GDANSK (Reuters) – U.S.-registered mobile games developer Huuuge Inc. is looking closely at five acquisition targets as it seeks to accelerate its growth, its chief executive said on Tuesday, after the company reported a $83 million net loss for 2020.
Warsaw-listed shares of Huuuge, which has a strong presence in Poland and in February conducted the country’s largest gaming sector initial public offering (IPO), were more than 5% lower by 1230 GMT, in response to the net loss which was driven by surging financial costs.
“We look for a buy that brings us more scale and success.
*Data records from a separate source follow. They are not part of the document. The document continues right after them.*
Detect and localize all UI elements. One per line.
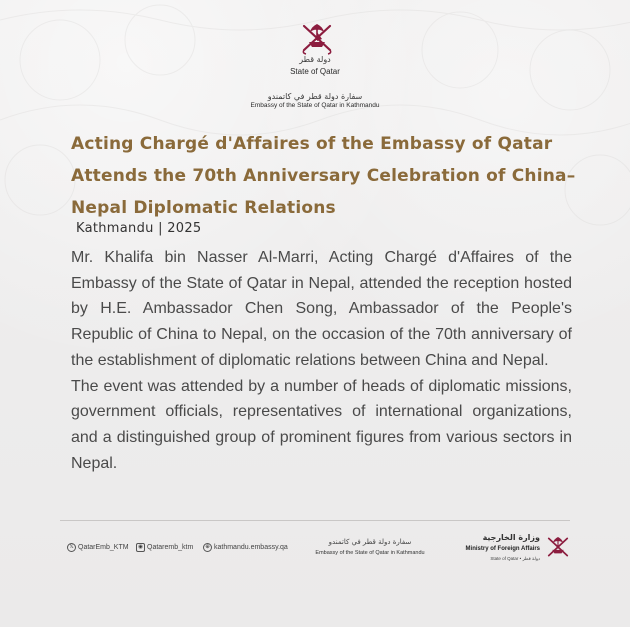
- divider: [60, 520, 570, 521]
- headline-line: Nepal Diplomatic Relations: [71, 198, 336, 218]
- headline-line: Acting Chargé d'Affaires of the Embassy of Qatar: [71, 134, 553, 154]
- footer-embassy-arabic: سفارة دولة قطر في كاتمندو: [328, 538, 412, 546]
- globe-icon: ⊕: [203, 543, 212, 552]
- x-icon: 𝕏: [67, 543, 76, 552]
- article-body: [71, 245, 572, 476]
- qatar-emblem-icon: [296, 20, 338, 56]
- footer: [0, 530, 630, 570]
- ministry-subtitle: State of Qatar • دولة قطر: [490, 556, 540, 561]
- embassy-name-english: Embassy of the State of Qatar in Kathmandu: [250, 102, 380, 109]
- website-url: kathmandu.embassy.qa: [214, 544, 288, 551]
- embassy-name-arabic: سفارة دولة قطر في كاتمندو: [267, 92, 363, 101]
- headline: [71, 128, 611, 224]
- website-link[interactable]: [203, 543, 288, 552]
- ministry-name-english: Ministry of Foreign Affairs: [465, 546, 540, 552]
- instagram-icon: ◉: [136, 543, 145, 552]
- x-handle: QatarEmb_KTM: [78, 544, 129, 551]
- paragraph: The event was attended by a number of heads of diplomatic missions, government officials, representatives of international organizations, and a distinguished group of prominent figures from various sectors in Nepal.: [71, 377, 572, 472]
- instagram-handle: Qataremb_ktm: [147, 544, 194, 551]
- x-link[interactable]: [67, 543, 129, 552]
- headline-line: Attends the 70th Anniversary Celebration of China–: [71, 166, 576, 186]
- footer-embassy-english: Embassy of the State of Qatar in Kathmandu: [315, 550, 425, 556]
- paragraph: Mr. Khalifa bin Nasser Al-Marri, Acting Chargé d'Affaires of the Embassy of the State of Qatar in Nepal, attended the reception hosted by H.E. Ambassador Chen Song, Ambassador of the People's Republic of China to Nepal, on the occasion of the 70th anniversary of the establishment of diplomatic relations between China and Nepal.: [71, 249, 572, 369]
- instagram-link[interactable]: [136, 543, 193, 552]
- ministry-name-arabic: وزارة الخارجية: [482, 533, 540, 542]
- state-name-arabic: دولة قطر: [299, 55, 331, 64]
- state-name-english: State of Qatar: [290, 67, 340, 76]
- qatar-emblem-icon: [543, 532, 573, 562]
- dateline: Kathmandu | 2025: [76, 221, 202, 236]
We have 5 build and buy opportunities in active pursuit,” Huuuge’s Chief Executive Anton Gauffin told a press conference.
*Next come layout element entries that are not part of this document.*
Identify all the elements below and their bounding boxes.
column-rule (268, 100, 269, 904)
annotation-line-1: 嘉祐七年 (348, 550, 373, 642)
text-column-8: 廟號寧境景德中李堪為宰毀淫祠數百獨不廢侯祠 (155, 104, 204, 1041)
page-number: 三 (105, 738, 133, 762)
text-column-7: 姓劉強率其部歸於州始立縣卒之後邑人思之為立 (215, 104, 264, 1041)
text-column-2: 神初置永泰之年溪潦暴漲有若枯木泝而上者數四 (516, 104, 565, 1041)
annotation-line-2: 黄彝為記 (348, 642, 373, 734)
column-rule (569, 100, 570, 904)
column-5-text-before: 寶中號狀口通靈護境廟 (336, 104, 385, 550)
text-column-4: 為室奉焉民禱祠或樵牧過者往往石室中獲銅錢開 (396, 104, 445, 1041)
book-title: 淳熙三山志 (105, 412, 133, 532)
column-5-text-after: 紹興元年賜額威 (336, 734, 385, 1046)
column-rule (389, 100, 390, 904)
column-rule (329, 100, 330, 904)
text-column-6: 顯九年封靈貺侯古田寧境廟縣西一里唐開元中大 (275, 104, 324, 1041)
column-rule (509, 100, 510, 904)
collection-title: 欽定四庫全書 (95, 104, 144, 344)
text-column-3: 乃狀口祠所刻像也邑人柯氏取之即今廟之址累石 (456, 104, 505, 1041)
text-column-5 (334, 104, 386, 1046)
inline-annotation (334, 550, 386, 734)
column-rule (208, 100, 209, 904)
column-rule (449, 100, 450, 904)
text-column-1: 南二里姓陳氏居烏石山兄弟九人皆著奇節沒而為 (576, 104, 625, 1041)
“There are a lot of companies we’re talking with including some companies from Poland but our approach is very much global,” he added.
Boasting companies such as Cyberpunk developer CD Projekt, Poland has developed into a leading video game exporter due to low labour costs, a young, educated workforce and a thriving gaming tradition rooted in the Communist era.
Huuuge raised around $100 million net from its IPO, which it said it would mostly spend on takeovers.
Gauffin reiterated that Huuuge has no plans to pay a dividend.
“Never say never but it’s not a grand active topic,” Gauffin said.